Abstract

More and more online retailers now offer free delivery for orders exceeding a minimum purchase quantity—in effect, a threshold free shipping (TFS) policy. While TFS has become so prevalent in e-tailing, there is still not much known about the factors that may influence the consumers’ intentions to pay for delivery when they purchase less than the specified quantity. Based on the dual entitlement principle, we develop a conceptual model to examine the possible influence on consumer perceptions of the characteristics of the TFS policy (i.e., threshold level, shipping charge, and delivery timing) and how this may influence their inferred retailer's motive and value perceptions, which in turn impacts their perceptions of the fairness of the policy and willingness to pay for shipping when the threshold for free shipping is out of reach. A total of 367 online responses were collected.
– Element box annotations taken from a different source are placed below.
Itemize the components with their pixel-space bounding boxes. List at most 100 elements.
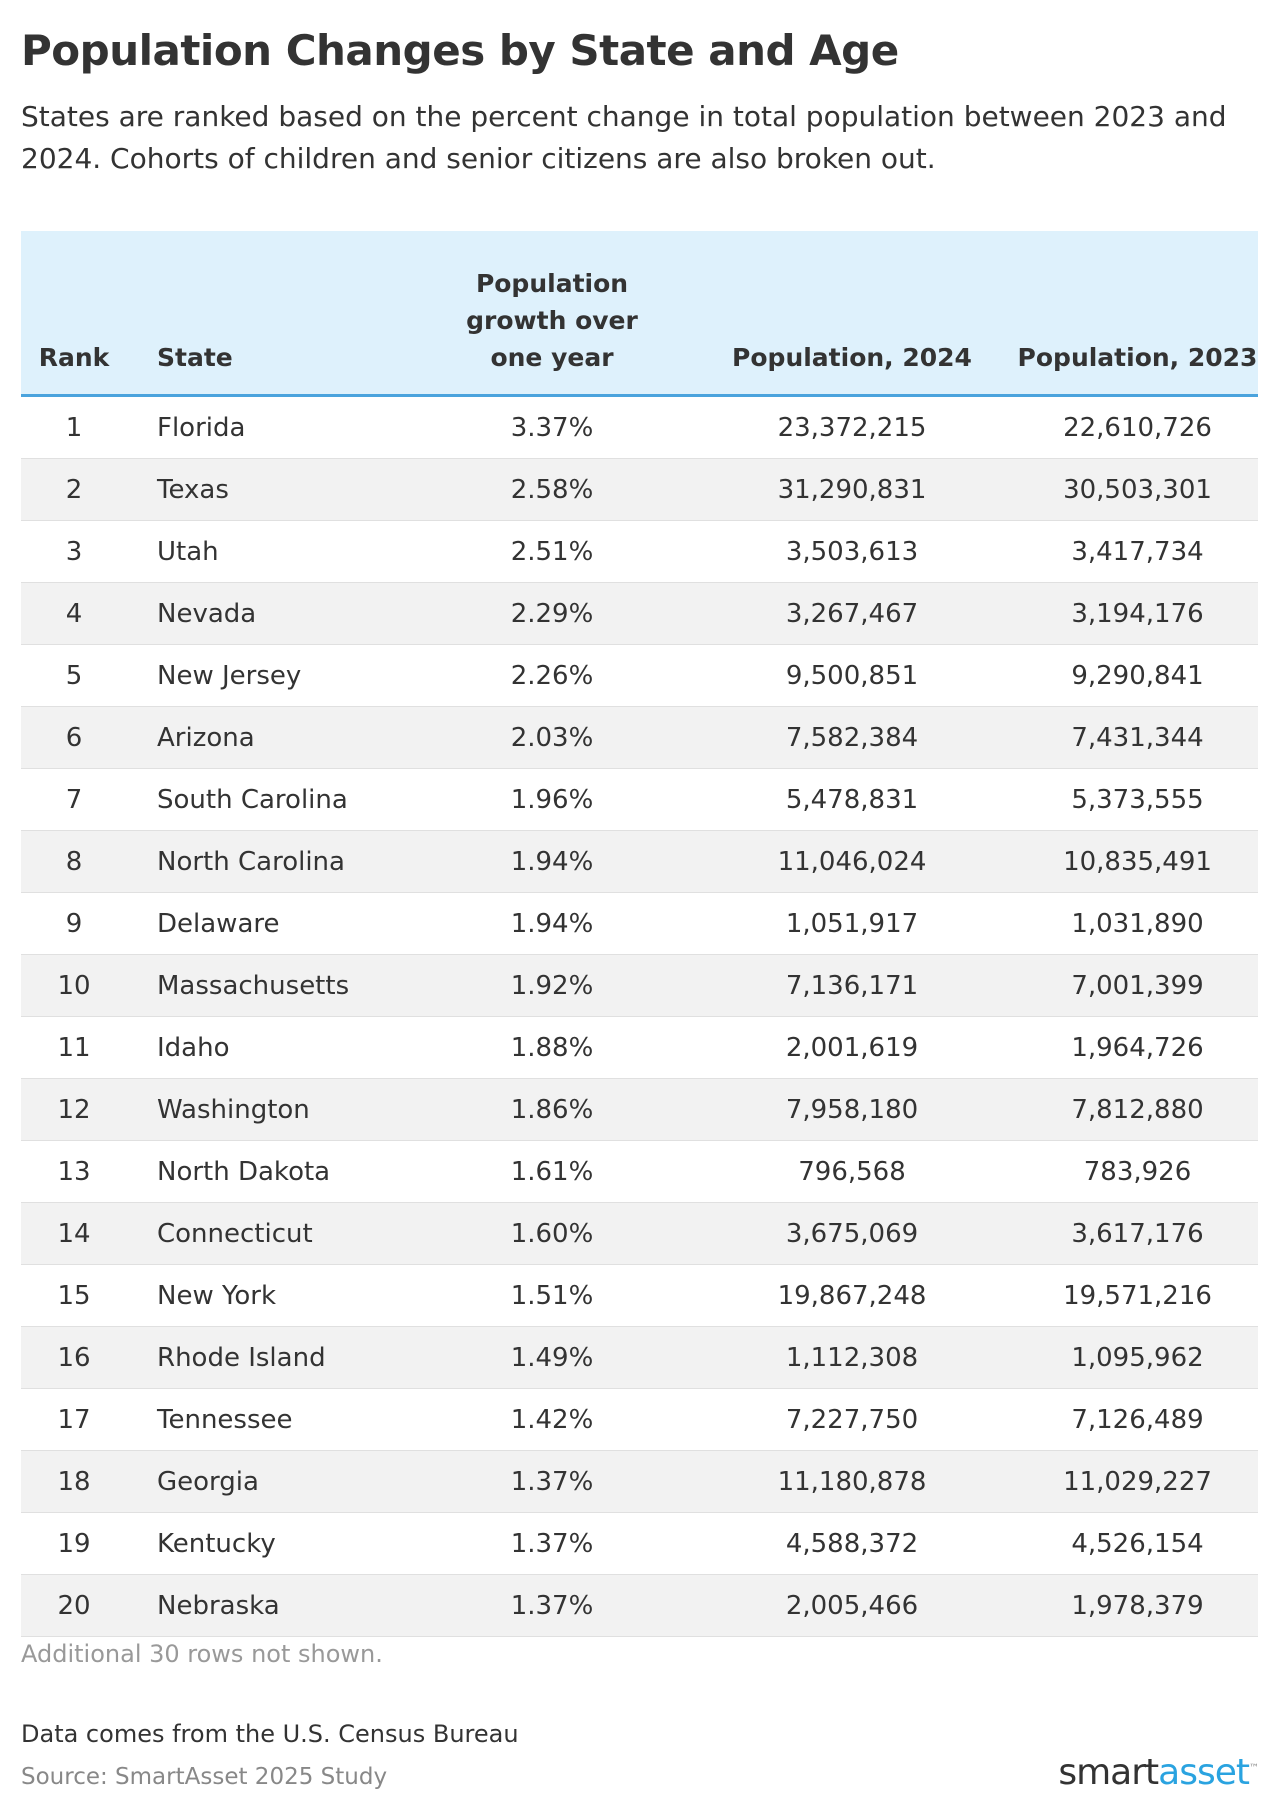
table-cell: Arizona <box>127 706 417 769</box>
table-cell: 1,964,726 <box>1017 1016 1258 1079</box>
table-cell: 31,290,831 <box>687 458 1017 521</box>
table-cell: 10,835,491 <box>1017 830 1258 893</box>
table-cell: 3,417,734 <box>1017 520 1258 583</box>
table-row: 9 Delaware 1.94% 1,051,917 1,031,890 <box>21 892 1258 955</box>
table-cell: 3,503,613 <box>687 520 1017 583</box>
table-cell: 1,051,917 <box>687 892 1017 955</box>
table-cell: 23,372,215 <box>687 395 1017 459</box>
table-cell: 4,526,154 <box>1017 1512 1258 1575</box>
table-cell: 1,112,308 <box>687 1326 1017 1389</box>
table-cell: 18 <box>21 1450 127 1513</box>
table-row: 2 Texas 2.58% 31,290,831 30,503,301 <box>21 458 1258 521</box>
table-cell: 22,610,726 <box>1017 395 1258 459</box>
table-cell: 1.88% <box>417 1016 687 1079</box>
table-cell: 11,029,227 <box>1017 1450 1258 1513</box>
table-cell: 15 <box>21 1264 127 1327</box>
table-row: 14 Connecticut 1.60% 3,675,069 3,617,176 <box>21 1202 1258 1265</box>
table-cell: 2,001,619 <box>687 1016 1017 1079</box>
table-cell: New Jersey <box>127 644 417 707</box>
table-cell: 3 <box>21 520 127 583</box>
table-row: 19 Kentucky 1.37% 4,588,372 4,526,154 <box>21 1512 1258 1575</box>
table-cell: New York <box>127 1264 417 1327</box>
table-row: 6 Arizona 2.03% 7,582,384 7,431,344 <box>21 706 1258 769</box>
column-header: Population, 2023 <box>1017 231 1258 397</box>
table-cell: 16 <box>21 1326 127 1389</box>
table-cell: 7,136,171 <box>687 954 1017 1017</box>
table-cell: 12 <box>21 1078 127 1141</box>
table-body: 1 Florida 3.37% 23,372,215 22,610,726 2 Texas 2… <box>21 395 1258 1637</box>
table-row: 11 Idaho 1.88% 2,001,619 1,964,726 <box>21 1016 1258 1079</box>
table-row: 12 Washington 1.86% 7,958,180 7,812,880 <box>21 1078 1258 1141</box>
table-cell: 796,568 <box>687 1140 1017 1203</box>
table-row: 8 North Carolina 1.94% 11,046,024 10,835,491 <box>21 830 1258 893</box>
table-cell: 9,290,841 <box>1017 644 1258 707</box>
table-cell: 4 <box>21 582 127 645</box>
table-cell: 10 <box>21 954 127 1017</box>
subtitle: States are ranked based on the percent c… <box>21 100 1227 175</box>
table-row: 1 Florida 3.37% 23,372,215 22,610,726 <box>21 395 1258 459</box>
table-cell: 1,978,379 <box>1017 1574 1258 1637</box>
table-cell: 2,005,466 <box>687 1574 1017 1637</box>
table-cell: Rhode Island <box>127 1326 417 1389</box>
table-cell: 9 <box>21 892 127 955</box>
table-cell: 7,431,344 <box>1017 706 1258 769</box>
table-cell: 7 <box>21 768 127 831</box>
table-cell: 11,046,024 <box>687 830 1017 893</box>
table-row: 7 South Carolina 1.96% 5,478,831 5,373,555 <box>21 768 1258 831</box>
table-row: 20 Nebraska 1.37% 2,005,466 1,978,379 <box>21 1574 1258 1637</box>
trademark: ™ <box>1249 1763 1259 1774</box>
table-cell: 5,373,555 <box>1017 768 1258 831</box>
table-cell: 1.96% <box>417 768 687 831</box>
table-cell: Idaho <box>127 1016 417 1079</box>
table-cell: Florida <box>127 395 417 459</box>
table-cell: 3.37% <box>417 395 687 459</box>
table-cell: 1 <box>21 395 127 459</box>
table-cell: Texas <box>127 458 417 521</box>
title: Population Changes by State and Age <box>21 26 899 75</box>
table-cell: 1.94% <box>417 892 687 955</box>
table-cell: Nevada <box>127 582 417 645</box>
table-cell: 7,001,399 <box>1017 954 1258 1017</box>
table-cell: 11,180,878 <box>687 1450 1017 1513</box>
table-cell: 3,267,467 <box>687 582 1017 645</box>
table-cell: 17 <box>21 1388 127 1451</box>
table-cell: 7,582,384 <box>687 706 1017 769</box>
column-header: Rank <box>21 231 127 397</box>
table-cell: Massachusetts <box>127 954 417 1017</box>
table-row: 10 Massachusetts 1.92% 7,136,171 7,001,399 <box>21 954 1258 1017</box>
table-cell: Connecticut <box>127 1202 417 1265</box>
table-cell: 1.37% <box>417 1574 687 1637</box>
table-cell: 2.29% <box>417 582 687 645</box>
table-row: 5 New Jersey 2.26% 9,500,851 9,290,841 <box>21 644 1258 707</box>
table-cell: South Carolina <box>127 768 417 831</box>
table-cell: 13 <box>21 1140 127 1203</box>
table-cell: 5 <box>21 644 127 707</box>
table-cell: 783,926 <box>1017 1140 1258 1203</box>
column-header: State <box>127 231 417 397</box>
header-row: Rank State Population growth over one year… <box>21 231 1258 397</box>
table-cell: 3,194,176 <box>1017 582 1258 645</box>
table-cell: Nebraska <box>127 1574 417 1637</box>
table-cell: 20 <box>21 1574 127 1637</box>
table-cell: Tennessee <box>127 1388 417 1451</box>
table-cell: 19,867,248 <box>687 1264 1017 1327</box>
table-cell: 11 <box>21 1016 127 1079</box>
table-cell: 7,958,180 <box>687 1078 1017 1141</box>
table-row: 18 Georgia 1.37% 11,180,878 11,029,227 <box>21 1450 1258 1513</box>
table-cell: 14 <box>21 1202 127 1265</box>
table-cell: 1.61% <box>417 1140 687 1203</box>
table-cell: 7,227,750 <box>687 1388 1017 1451</box>
table-row: 16 Rhode Island 1.49% 1,112,308 1,095,962 <box>21 1326 1258 1389</box>
table-cell: 19,571,216 <box>1017 1264 1258 1327</box>
table-cell: 3,675,069 <box>687 1202 1017 1265</box>
table-row: 13 North Dakota 1.61% 796,568 783,926 <box>21 1140 1258 1203</box>
table-cell: 1,031,890 <box>1017 892 1258 955</box>
logo: smartasset™ <box>1058 1752 1259 1793</box>
column-header: Population growth over one year <box>417 231 687 397</box>
table-cell: Kentucky <box>127 1512 417 1575</box>
table-cell: 5,478,831 <box>687 768 1017 831</box>
column-header: Population, 2024 <box>687 231 1017 397</box>
table-cell: Washington <box>127 1078 417 1141</box>
table-cell: 2.26% <box>417 644 687 707</box>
The results reveal that consumers’ inferred motive for the retailer's TFS policy is positively influenced by their perceptions of the threshold and shipping fees as a profit generator, but negatively influenced by the delivery timeliness. As hypothesized, both perceived threshold and delivery timeliness contribute to the consumers’ value perceptions. In addition, perceived policy fairness is affected by the perceptions of shipping fees as a profit generator and perceived value. Finally, the consumer's willingness to pay for shipping is mainly affected by the inferred motive rather than the perceived value and policy fairness perceptions.